Director Mohammad Rasoulof was sentenced to imprisonment in Iran for his film The Seed of the Sacred Fig. The Iranian authorities ordered the destruction of the work, and in addition to incarceration, the director was publicly sentenced to flogging. Rasoulof fled to a European country and eventually managed to present his project at the Cannes Film Festival.
The story unfolds against the backdrop of the Iranian protests triggered by the death of Mahsa Amini. The main character, Iman, is a judicial investigator whose job involves sentencing "dissidents" to death. He leads an exemplary family life, following a seemingly "European" lifestyle with his loving wife and two daughters, who previously appeared unquestioning of their father's profession. However, as political unrest escalates, their attitudes gradually shift—his daughters begin to openly defy him, and even his compliant wife starts posing uncomfortable questions. Iman's world completely collapses when his officially registered service weapon mysteriously disappears from his home, drawing the attention and suspicion of his superiors.

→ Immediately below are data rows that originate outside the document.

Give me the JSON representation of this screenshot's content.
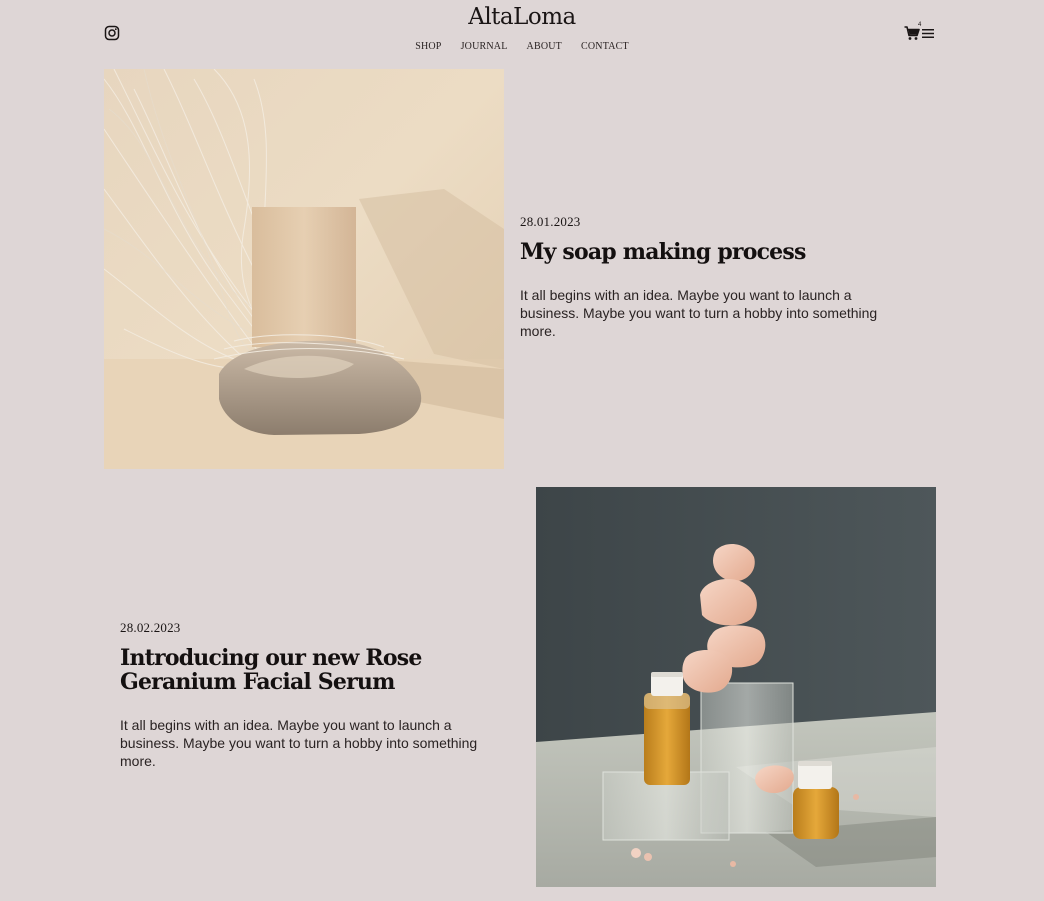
{
  "header": {
    "brand": "AltaLoma",
    "nav": [
      "SHOP",
      "JOURNAL",
      "ABOUT",
      "CONTACT"
    ],
    "cart_count": "4",
    "icons": {
      "social": "instagram-icon",
      "cart": "cart-icon",
      "menu": "hamburger-menu-icon"
    }
  },
  "posts": [
    {
      "date": "28.01.2023",
      "title": "My soap making process",
      "excerpt": "It all begins with an idea. Maybe you want to launch a business. Maybe you want to turn a hobby into something more.",
      "image": "soap bar on rock with dried fibers"
    },
    {
      "date": "28.02.2023",
      "title": "Introducing our new Rose Geranium Facial Serum",
      "excerpt": "It all begins with an idea. Maybe you want to launch a business. Maybe you want to turn a hobby into something more.",
      "image": "serum bottles with pink salt crystals on glass blocks"
    }
  ],
  "colors": {
    "background": "#ded6d6",
    "text": "#1a1515"
  }
}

The situation worsens when Iman's address is leaked online, leaving him vulnerable to protestors who might invade his home at any moment.
On the surface, the film presents a therapeutic, contemporary story of fathers and children, cloaked in a form that drifts between semi-parable and semi-news reportage. Beneath this narrative lies a tangle of deeper themes — an archetypal battle against ancient evil, a modern perception of religion captured in the unshakable faith of its devotees, convinced that Allah must be unmoved by the rapid shifts of the secular world.
The narrative is loosely divided into two parts: one portraying the "domestic world" amid rising political tension, and the other — the realm of exile — where the clash of ideologies and generational discord erupt simultaneously. The transition between these spheres is portrayed as a journey through the sun-scorched suburbs of Tehran, darkened by a sense of imagined persecution.
A tragic story of familial ties between a religious fanatic and someone perhaps sincerely, perhaps inevitably absorbed into a system of hatred and deception, ends — as it must — in death. Yet this death is not a result of violence or retribution, but rather surrendered to a natural element: the loose, crumbling soil beneath the protagonist’s feet — symbolizing, most likely, the fragile foundation of a political system built on evil.